Who Moved Wisconsin’s Cheese?

In 1998, Dr. Spencer Johnson wrote a best-selling book about dealing with change; he titled it “Who Moved My Cheese?”

I can’t help thinking how ironic it is that Wisconsin—home of the Cheese-heads—is the most prominent example of what happens when political leadership stubbornly refuses to deal with an economic landscape that has changed.

Upon assuming office, Governor Scott Walker immediately made two incredibly poor policy decisions: he rejected federal dollars for high-speed rail, and (as anyone who hasn’t been in a coma this past month knows) he has offered legislation that would revoke the bargaining rights of public sector unions. He has attempted to justify both decisions by pleading state poverty.

It’s tempting to point out that Wisconsin’s fiscal straits didn’t keep the governor and legislature from first enacting generous tax breaks for business, but that bit of political hypocrisy isn’t nearly as troubling as the Governor’s evident inability to understand a simple fact of contemporary budgetary life: it is impossible to balance public budgets by cuts alone. As Robert Russell, a Wisconsin state economic analyst has pointed out, state workers are also taxpayers and consumers.

According to Russell, if Wisconsin public employee salaries are cut through increased withholdings (as Walker is insisting) by an amount large enough to fill the $137 million budget gap, the resulting drop in consumer spending will lead to: 1) a loss of over 1,200 nongovernment jobs; 2) a loss of about $100 million in business sales statewide; 3) a loss of nearly $35 million in personal incomes of nongovernment employee households; and 4)  a loss of nearly $10 million in state tax revenues.

In other words, lower wages and fewer workers translate to less tax revenue and consumer spending. Since even the most modest tax increases appear to be politically untenable these days, the only option likely to generate sufficient revenue is economic development and job creation.

Which brings us to high-speed rail.

The policy arguments for high-speed rail are familiar to most of us: our highways are increasingly congested and enormously expensive to expand; we can’t abate environmental pollution or reduce dependence on foreign oil without offering viable alternatives to the automobile; long commutes translate into lost productivity, costing businesses billions each year.  Urban planners argue that rail is essential if we are to address the problems caused by urban sprawl and make our cities more livable. Groups trying to save America’s small towns argue that those towns will disappear without fast, convenient inter-urban transportation.

All true, and all reasons to support mass transit within–and high-speed rail between–cities.

What is less noted and equally important, however, is the job-creating potential of high-speed rail. Last fall, California voters approved $10 billion dollars for a rail project linking San Francisco and Los Angeles; more recently, the San Francisco Business Times ran an article highlighting the California High-Speed Rail Authority’s projection that 450,000 permanent jobs would be created by the project in addition to the 160,000 new jobs needed to plan, design and build the system.
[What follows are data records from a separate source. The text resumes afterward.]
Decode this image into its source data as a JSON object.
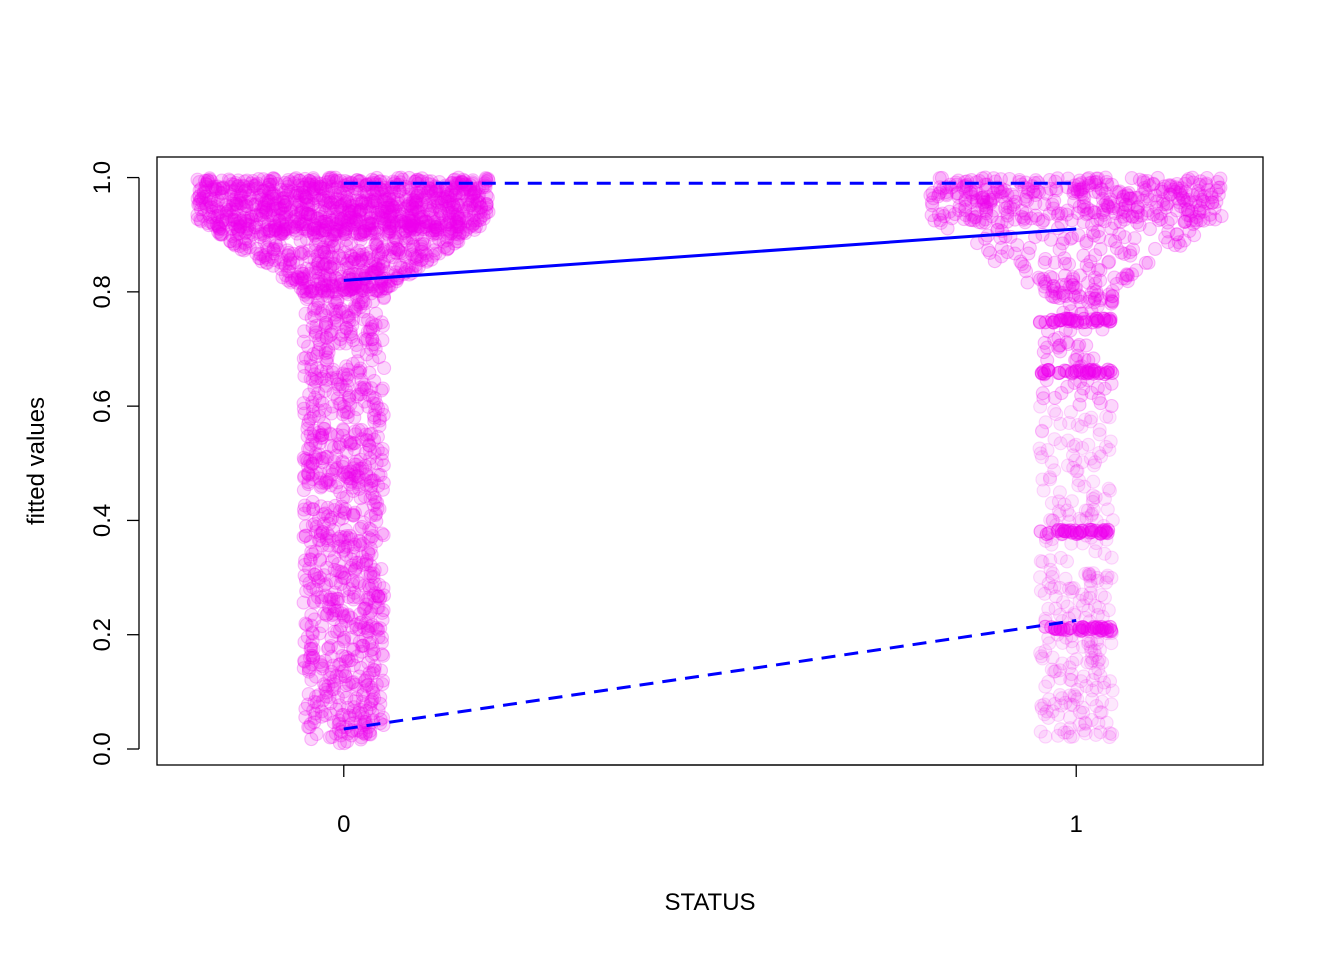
{
  "chart_data": {
    "type": "scatter",
    "title": "",
    "xlabel": "STATUS",
    "ylabel": "fitted values",
    "x_categories": [
      "0",
      "1"
    ],
    "x_values": [
      0,
      1
    ],
    "xlim": [
      -0.255,
      1.255
    ],
    "ylim": [
      -0.028,
      1.036
    ],
    "y_ticks": [
      0.0,
      0.2,
      0.4,
      0.6,
      0.8,
      1.0
    ],
    "y_tick_labels": [
      "0.0",
      "0.2",
      "0.4",
      "0.6",
      "0.8",
      "1.0"
    ],
    "grid": false,
    "legend": "none",
    "point_color": "#ee00ee",
    "line_color": "#0000ff",
    "jitter_groups": [
      {
        "x": 0,
        "description": "dense cloud",
        "y_min": 0.01,
        "y_max": 1.0,
        "mass_near_top": 0.95
      },
      {
        "x": 1,
        "description": "sparser cloud with bands",
        "y_min": 0.02,
        "y_max": 1.0,
        "bands": [
          0.75,
          0.66,
          0.38,
          0.21
        ]
      }
    ],
    "series": [
      {
        "style": "solid",
        "x": [
          0,
          1
        ],
        "y": [
          0.82,
          0.91
        ]
      },
      {
        "style": "dashed",
        "x": [
          0,
          1
        ],
        "y": [
          0.99,
          0.99
        ]
      },
      {
        "style": "dashed",
        "x": [
          0,
          1
        ],
        "y": [
          0.035,
          0.225
        ]
      }
    ]
  }
}
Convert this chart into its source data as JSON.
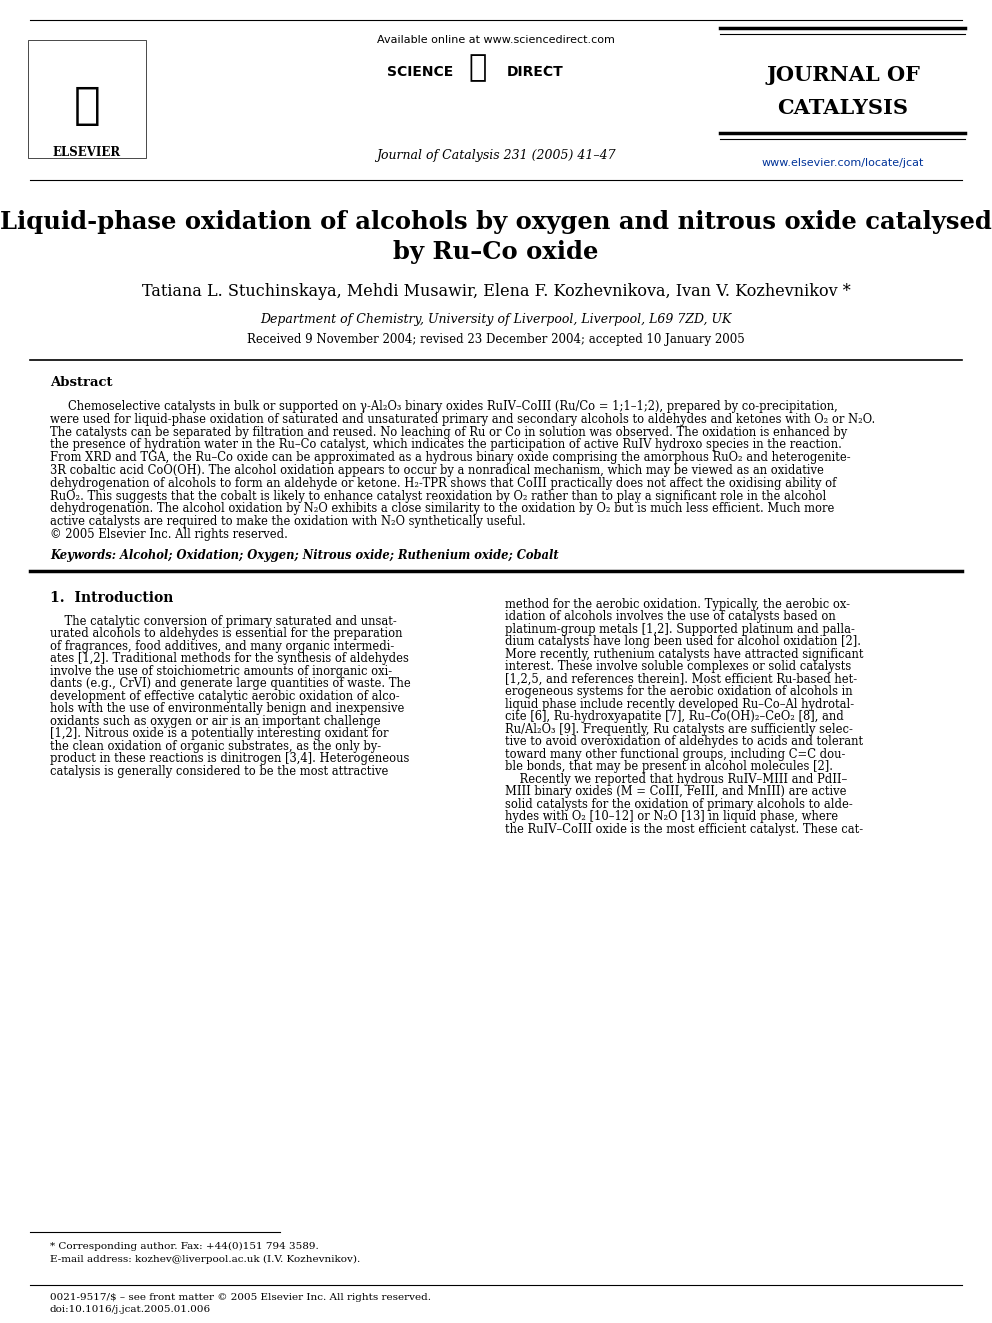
{
  "bg_color": "#ffffff",
  "header": {
    "available_online": "Available online at www.sciencedirect.com",
    "journal_info": "Journal of Catalysis 231 (2005) 41–47",
    "journal_name_line1": "JOURNAL OF",
    "journal_name_line2": "CATALYSIS",
    "journal_url": "www.elsevier.com/locate/jcat",
    "elsevier": "ELSEVIER"
  },
  "title_line1": "Liquid-phase oxidation of alcohols by oxygen and nitrous oxide catalysed",
  "title_line2": "by Ru–Co oxide",
  "authors": "Tatiana L. Stuchinskaya, Mehdi Musawir, Elena F. Kozhevnikova, Ivan V. Kozhevnikov *",
  "affiliation": "Department of Chemistry, University of Liverpool, Liverpool, L69 7ZD, UK",
  "received": "Received 9 November 2004; revised 23 December 2004; accepted 10 January 2005",
  "abstract_title": "Abstract",
  "abstract_lines": [
    "Chemoselective catalysts in bulk or supported on γ-Al₂O₃ binary oxides RuIV–CoIII (Ru/Co = 1;1–1;2), prepared by co-precipitation,",
    "were used for liquid-phase oxidation of saturated and unsaturated primary and secondary alcohols to aldehydes and ketones with O₂ or N₂O.",
    "The catalysts can be separated by filtration and reused. No leaching of Ru or Co in solution was observed. The oxidation is enhanced by",
    "the presence of hydration water in the Ru–Co catalyst, which indicates the participation of active RuIV hydroxo species in the reaction.",
    "From XRD and TGA, the Ru–Co oxide can be approximated as a hydrous binary oxide comprising the amorphous RuO₂ and heterogenite-",
    "3R cobaltic acid CoO(OH). The alcohol oxidation appears to occur by a nonradical mechanism, which may be viewed as an oxidative",
    "dehydrogenation of alcohols to form an aldehyde or ketone. H₂-TPR shows that CoIII practically does not affect the oxidising ability of",
    "RuO₂. This suggests that the cobalt is likely to enhance catalyst reoxidation by O₂ rather than to play a significant role in the alcohol",
    "dehydrogenation. The alcohol oxidation by N₂O exhibits a close similarity to the oxidation by O₂ but is much less efficient. Much more",
    "active catalysts are required to make the oxidation with N₂O synthetically useful.",
    "© 2005 Elsevier Inc. All rights reserved."
  ],
  "keywords": "Keywords: Alcohol; Oxidation; Oxygen; Nitrous oxide; Ruthenium oxide; Cobalt",
  "section1_title": "1.  Introduction",
  "intro_col1_lines": [
    "    The catalytic conversion of primary saturated and unsat-",
    "urated alcohols to aldehydes is essential for the preparation",
    "of fragrances, food additives, and many organic intermedi-",
    "ates [1,2]. Traditional methods for the synthesis of aldehydes",
    "involve the use of stoichiometric amounts of inorganic oxi-",
    "dants (e.g., CrVI) and generate large quantities of waste. The",
    "development of effective catalytic aerobic oxidation of alco-",
    "hols with the use of environmentally benign and inexpensive",
    "oxidants such as oxygen or air is an important challenge",
    "[1,2]. Nitrous oxide is a potentially interesting oxidant for",
    "the clean oxidation of organic substrates, as the only by-",
    "product in these reactions is dinitrogen [3,4]. Heterogeneous",
    "catalysis is generally considered to be the most attractive"
  ],
  "intro_col2_lines": [
    "method for the aerobic oxidation. Typically, the aerobic ox-",
    "idation of alcohols involves the use of catalysts based on",
    "platinum-group metals [1,2]. Supported platinum and palla-",
    "dium catalysts have long been used for alcohol oxidation [2].",
    "More recently, ruthenium catalysts have attracted significant",
    "interest. These involve soluble complexes or solid catalysts",
    "[1,2,5, and references therein]. Most efficient Ru-based het-",
    "erogeneous systems for the aerobic oxidation of alcohols in",
    "liquid phase include recently developed Ru–Co–Al hydrotal-",
    "cite [6], Ru-hydroxyapatite [7], Ru–Co(OH)₂–CeO₂ [8], and",
    "Ru/Al₂O₃ [9]. Frequently, Ru catalysts are sufficiently selec-",
    "tive to avoid overoxidation of aldehydes to acids and tolerant",
    "toward many other functional groups, including C=C dou-",
    "ble bonds, that may be present in alcohol molecules [2].",
    "    Recently we reported that hydrous RuIV–MIII and PdII–",
    "MIII binary oxides (M = CoIII, FeIII, and MnIII) are active",
    "solid catalysts for the oxidation of primary alcohols to alde-",
    "hydes with O₂ [10–12] or N₂O [13] in liquid phase, where",
    "the RuIV–CoIII oxide is the most efficient catalyst. These cat-"
  ],
  "footnote_star": "* Corresponding author. Fax: +44(0)151 794 3589.",
  "footnote_email": "E-mail address: kozhev@liverpool.ac.uk (I.V. Kozhevnikov).",
  "footer_issn": "0021-9517/$ – see front matter © 2005 Elsevier Inc. All rights reserved.",
  "footer_doi": "doi:10.1016/j.jcat.2005.01.006"
}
The Christian Science Monitor estimated that the Obama Administration’s $8 billion initial investment in high-speed rail will produce 320,000 jobs and generate roughly $13 billion in economic development benefits, “including construction and operations jobs, as well as manufacturing and supply chain opportunities. By increasing mobility while decreasing congestion and sprawl, high-speed rail makes our country more competitive while simultaneously spurring economic development.”

Waging a war on public unions—however ideologically satisfying—will not help Wisconsin’s economy. The cheese is on the high-speed train, and thanks to the Governor, that train has left Wisconsin’s station.